Imagine the number of things that can go wrong when they try to regulate or introduce restrictions for build workflows for the purpose of making some extra money... lol
The original Java platform is a good example to think about.
That's the collective choice of the authors of those packages. A go module path is literally just the canonical URL where you can download the module.
The golang modules core to the language are hosted at golang.org
Module authors have always been free to have their own prefix rather than github.com, even if they host their module on Github. If they say their module is example.com/foo and then set their webserver to respond to https://example.com/foo?go-get=1 with <meta name="go-import" content="example.com/foo mod https://github.com/the_real_repository/foo"> then they will leave no hint that it's really hosted at github, and they could host it somewhere else in future (including at https://example.com directly if they want)
Another feature is that go uses a default proxy, https://proxy.golang.org/, if you don't set one yourself. This means that Google, who control that proxy, can choose to make a request for a package like github.com/foo/bar go to some place else, if for whatever reason Microsoft won't honour it any more.

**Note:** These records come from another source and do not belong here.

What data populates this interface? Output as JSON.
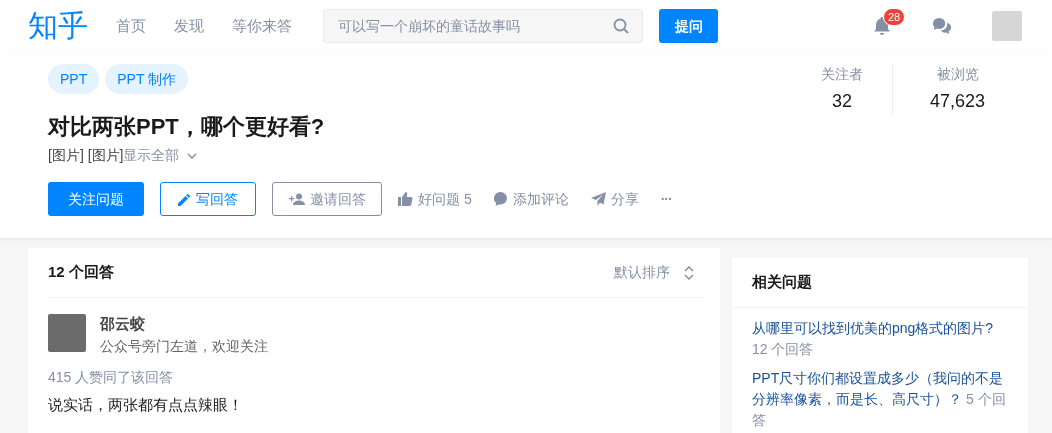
{
  "header": {
    "logo": "知乎",
    "nav": [
      {
        "label": "首页",
        "selected": false
      },
      {
        "label": "发现",
        "selected": false
      },
      {
        "label": "等你来答",
        "selected": false
      }
    ],
    "search": {
      "placeholder": "可以写一个崩坏的童话故事吗"
    },
    "ask_button": "提问",
    "notification_count": "28"
  },
  "question": {
    "topics": [
      "PPT",
      "PPT 制作"
    ],
    "title": "对比两张PPT，哪个更好看?",
    "excerpt": "[图片] [图片]",
    "show_all": "显示全部",
    "stats": [
      {
        "label": "关注者",
        "value": "32"
      },
      {
        "label": "被浏览",
        "value": "47,623"
      }
    ],
    "actions": [
      {
        "kind": "primary",
        "label": "关注问题"
      },
      {
        "kind": "outline",
        "label": "写回答"
      },
      {
        "kind": "gray",
        "label": "邀请回答"
      },
      {
        "kind": "plain",
        "label": "好问题 5"
      },
      {
        "kind": "plain",
        "label": "添加评论"
      },
      {
        "kind": "plain",
        "label": "分享"
      },
      {
        "kind": "more",
        "label": "···"
      }
    ]
  },
  "answers": {
    "count": "12 个回答",
    "sort": "默认排序",
    "items": [
      {
        "author": "邵云蛟",
        "bio": "公众号旁门左道，欢迎关注",
        "votes": "415 人赞同了该回答",
        "content": "说实话，两张都有点点辣眼！"
      }
    ]
  },
  "related": {
    "title": "相关问题",
    "items": [
      {
        "question": "从哪里可以找到优美的png格式的图片?",
        "answers": "12 个回答"
      },
      {
        "question": "PPT尺寸你们都设置成多少（我问的不是分辨率像素，而是长、高尺寸）？",
        "answers": "5 个回答"
      }
    ]
  }
}
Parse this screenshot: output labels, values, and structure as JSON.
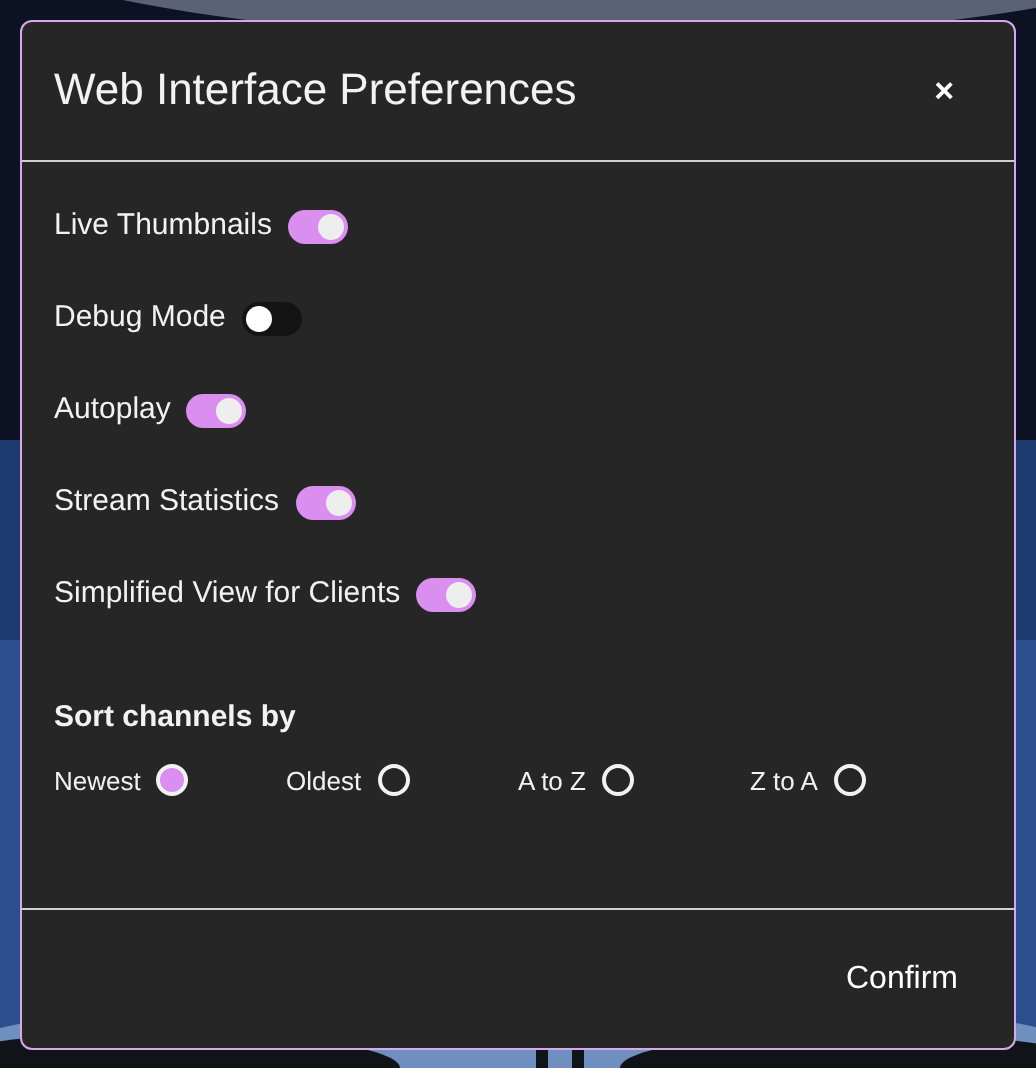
{
  "dialog": {
    "title": "Web Interface Preferences",
    "close": "×"
  },
  "toggles": [
    {
      "label": "Live Thumbnails",
      "on": true
    },
    {
      "label": "Debug Mode",
      "on": false
    },
    {
      "label": "Autoplay",
      "on": true
    },
    {
      "label": "Stream Statistics",
      "on": true
    },
    {
      "label": "Simplified View for Clients",
      "on": true
    }
  ],
  "sort": {
    "heading": "Sort channels by",
    "options": [
      {
        "label": "Newest",
        "selected": true
      },
      {
        "label": "Oldest",
        "selected": false
      },
      {
        "label": "A to Z",
        "selected": false
      },
      {
        "label": "Z to A",
        "selected": false
      }
    ]
  },
  "buttons": [
    "Confirm"
  ]
}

Golang builds pulling a github.com/foo/bar/baz module don't rely on any GitHub "build workflow", so unless you mean they're going to start restricting or charging for git clones for public repos (before you mention Docker Hub, yes I know), nothing's gonna change. And even if they're crazy enough to do that, Go module downloads default to a proxy (proxy.golang.org by default, can be configured and/or self-hosted) and only fall back to vcs if the module's not available, so a module only needs to be downloaded once from GitHub anyway. Oh and once a module is cached in the proxy, the proxy will keep serving it even if the repo/tag is removed from GitHub.
"The original Java platform" had no package management though, that came with Maven and later Gradle, that have similar vectors for supply chain attacks (that is, nobody reviews anything before it's made available on package repositories).
And (to put on my Go defender hat), the Go ecosystem doesn't like having many dependencies, in part because of supply chain attack vectors and the fact that Node's ecosystem went a bit overboard with libraries.
Pushing the data to Github was a blessing in disguise. A friend wouldn't have noticed he got caught if it didn't create a repo on his account. It would have been worse if it silently sent the data to some random server.
Wouldn’t have been that hard to write a rule that matches the repositories being created by this malware. It literally does the same thing to every victim.
Sure, but until the malware spreads quickly you don't know you need the rule.
True. But this was the “second coming” of the exact same malware from a few months ago.
I would put blame on contemporary GitHub for a few things but this is not one of them. We need better community practices and tools. We can't expect to rely on Microsoft to content-filter.